Ann Marshall, vice president of the curation and education department at the Heard Museum, will speak on pictorial textiles and provide information about an exhibit opening at the Heard on February 14, "Picture This: Pictorial Textiles."

Hear the history of Navajo talent from Navajo weavers at the Navajo Weavers Marketplace. Don't miss this opportunity to experience live demonstrations of Navajo weaving. Gather with your family and find authentic and durable holiday gifts that will last a lifetime.

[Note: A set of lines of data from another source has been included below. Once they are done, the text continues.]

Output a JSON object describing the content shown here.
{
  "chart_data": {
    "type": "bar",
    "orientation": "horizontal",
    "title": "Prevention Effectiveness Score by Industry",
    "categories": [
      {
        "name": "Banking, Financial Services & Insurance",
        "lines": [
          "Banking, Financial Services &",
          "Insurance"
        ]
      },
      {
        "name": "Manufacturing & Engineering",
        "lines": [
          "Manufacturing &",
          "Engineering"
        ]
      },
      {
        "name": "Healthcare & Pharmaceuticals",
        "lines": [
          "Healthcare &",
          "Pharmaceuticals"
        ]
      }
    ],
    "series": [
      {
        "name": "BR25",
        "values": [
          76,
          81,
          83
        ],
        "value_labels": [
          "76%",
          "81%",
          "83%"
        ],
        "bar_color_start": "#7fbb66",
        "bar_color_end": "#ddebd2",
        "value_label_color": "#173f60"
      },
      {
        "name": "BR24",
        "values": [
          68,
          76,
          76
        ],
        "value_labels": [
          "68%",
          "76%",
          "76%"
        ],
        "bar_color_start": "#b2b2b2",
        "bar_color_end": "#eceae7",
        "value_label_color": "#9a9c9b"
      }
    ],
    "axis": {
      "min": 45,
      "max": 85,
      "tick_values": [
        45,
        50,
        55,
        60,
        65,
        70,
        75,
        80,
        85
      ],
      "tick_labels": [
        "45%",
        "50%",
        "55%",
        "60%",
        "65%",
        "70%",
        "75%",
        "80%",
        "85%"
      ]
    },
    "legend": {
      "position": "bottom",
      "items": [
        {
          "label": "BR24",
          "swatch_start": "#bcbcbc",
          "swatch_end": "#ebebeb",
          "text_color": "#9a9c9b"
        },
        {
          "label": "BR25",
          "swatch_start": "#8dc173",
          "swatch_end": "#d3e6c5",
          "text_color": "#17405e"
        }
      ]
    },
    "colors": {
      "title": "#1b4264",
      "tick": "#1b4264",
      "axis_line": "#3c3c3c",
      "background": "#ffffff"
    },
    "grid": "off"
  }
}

Since 1929, the Heard Museum, a private non-profit organization, has enchanted visitors from around the world with the art, culture and history of American Indians, with an emphasis on tribes of the Southwest. With more than 40,000 fine artworks and cultural artifacts in its permanent collection, 12 long-term and changing exhibit galleries, an education center, an award-winning Shop, the Books and More boutique bookstore, Coffee Cantina and Courtyard Café, the Heard Museum is a place of learning, discovery and unforgettable experiences. In addition to its flagship Phoenix location, the Heard Museum also operates a community museum in North Scottsdale.

Exhibit, event and program funding are provided in part by the Arizona Commission on the Arts, the Arizona Humanities Council, the National Endowment for the Arts, the National Endowment for the Humanities and the Phoenix Office of Arts and Culture.